INDUSTRIAL APPLICABILITY As compared with conventionally known viral protease inhibitors, the inhibitor of the present invention exerts an equal or greater remarkable inhibitory action on retroviral protease.

Therefore, the inhibitor of the present invention may cause the infectivity of viruses, particularly retroviruses, to be lost and prevent their transmission.

[Brief description of drawings]

FIG. 1 is a photograph as a substitute for a drawing, which shows the result of examining the cleavage pattern of Pr65 by a typical retrovirus AMV protease by SDS-polyacrylamide gel electrophoresis (SDS-PAGE).
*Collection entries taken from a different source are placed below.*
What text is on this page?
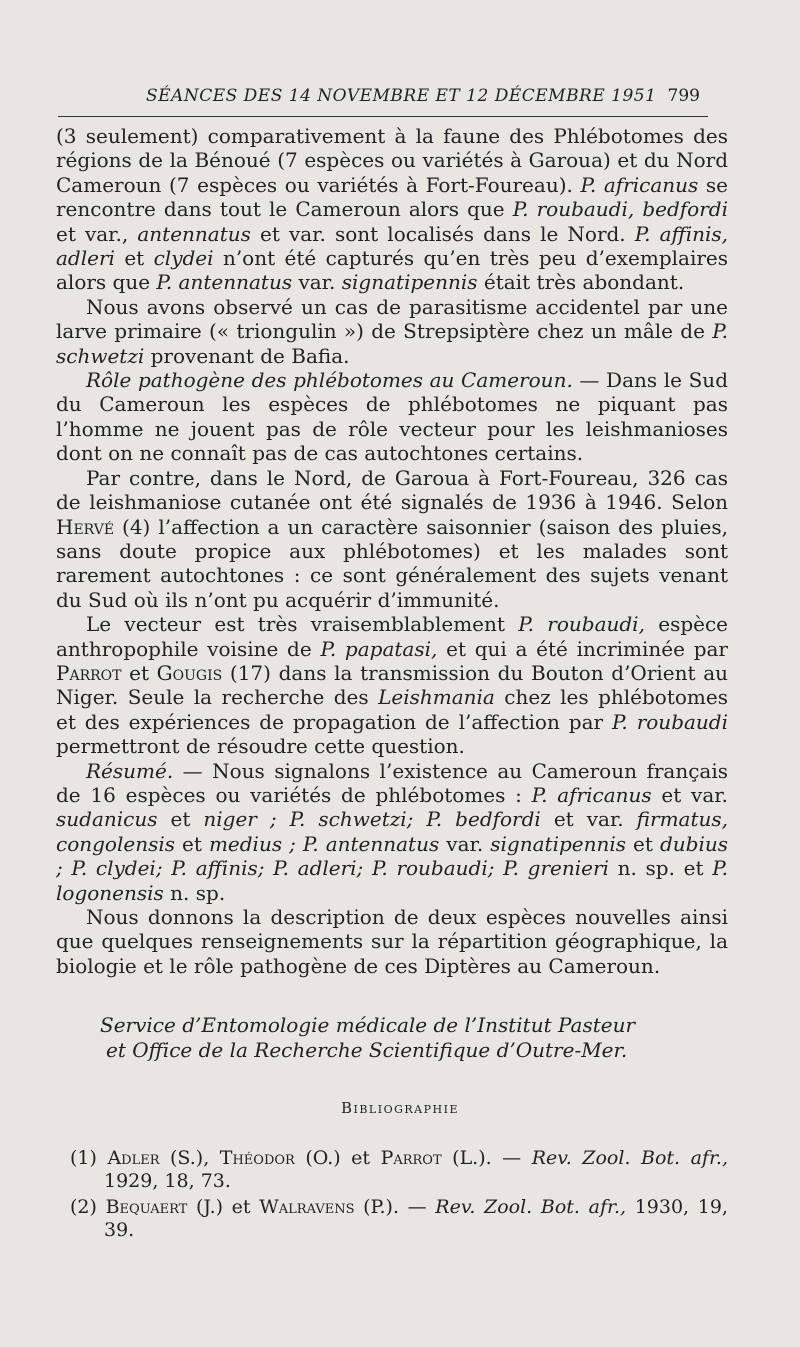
SÉANCES DES 14 NOVEMBRE ET 12 DÉCEMBRE 1951 799

(3 seulement) comparativement à la faune des Phlébotomes des régions de la Bénoué (7 espèces ou variétés à Garoua) et du Nord Cameroun (7 espèces ou variétés à Fort-Foureau). P. africanus se rencontre dans tout le Cameroun alors que P. roubaudi, bedfordi et var., antennatus et var. sont localisés dans le Nord. P. affinis, adleri et clydei n’ont été capturés qu’en très peu d’exemplaires alors que P. antennatus var. signatipennis était très abondant.

Nous avons observé un cas de parasitisme accidentel par une larve primaire (« triongulin ») de Strepsiptère chez un mâle de P. schwetzi provenant de Bafia.

Rôle pathogène des phlébotomes au Cameroun. — Dans le Sud du Cameroun les espèces de phlébotomes ne piquant pas l’homme ne jouent pas de rôle vecteur pour les leishmanioses dont on ne connaît pas de cas autochtones certains.

Par contre, dans le Nord, de Garoua à Fort-Foureau, 326 cas de leishmaniose cutanée ont été signalés de 1936 à 1946. Selon Hervé (4) l’affection a un caractère saisonnier (saison des pluies, sans doute propice aux phlébotomes) et les malades sont rarement autochtones : ce sont généralement des sujets venant du Sud où ils n’ont pu acquérir d’immunité.

Le vecteur est très vraisemblablement P. roubaudi, espèce anthropophile voisine de P. papatasi, et qui a été incriminée par Parrot et Gougis (17) dans la transmission du Bouton d’Orient au Niger. Seule la recherche des Leishmania chez les phlébotomes et des expériences de propagation de l’affection par P. roubaudi permettront de résoudre cette question.

Résumé. — Nous signalons l’existence au Cameroun français de 16 espèces ou variétés de phlébotomes : P. africanus et var. sudanicus et niger ; P. schwetzi; P. bedfordi et var. firmatus, congolensis et medius ; P. antennatus var. signatipennis et dubius ; P. clydei; P. affinis; P. adleri; P. roubaudi; P. grenieri n. sp. et P. logonensis n. sp.

Nous donnons la description de deux espèces nouvelles ainsi que quelques renseignements sur la répartition géographique, la biologie et le rôle pathogène de ces Diptères au Cameroun.

Service d’Entomologie médicale de l’Institut Pasteur

et Office de la Recherche Scientifique d’Outre-Mer.

Bibliographie

(1) Adler (S.), Théodor (O.) et Parrot (L.). — Rev. Zool. Bot. afr., 1929, 18, 73.

(2) Bequaert (J.) et Walravens (P.). — Rev. Zool. Bot. afr., 1930, 19, 39.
FIG. 2 Neomycin sulfate (neomycin-S) and G
The activity inhibition pattern of 418 AMV protease was
DS-polyacrylamide gel electrophoresis (SDS-P
It is a photograph instead of a drawing showing a result of examination by AGE). In FIG. 2, the arrows (→) and the numerical values of 0 to 4 have the following meanings. →… Position of product band that appears when protease cleaves Pr65 Numerical value from 0 to 4… Value of n

─────────────────────────────────────────────────── ─── Continuation of the front page (51) Int.Cl. ⁶ Identification number Reference number in the agency FI technical display location A61K 31/535 // C12N 9/99 (72) Inventor Shoichi Adachi At 3493 Ishihara-cho, Takasaki-shi 9

Claims (1)

[Claims] 1. Methyl orange, toluidine blue, Nile blue sulfate, Nile blue chloride, quinaldine red, N, N-dimethyl-indoaniline,
1 selected from the group consisting of 2,3 ′, 6-trichloroindophenol sodium salt and 6-amino-2-naphthyl p-guanidinobenzoate dimethanesulfonate
A viral protease inhibitor, which comprises a seed as an active ingredient.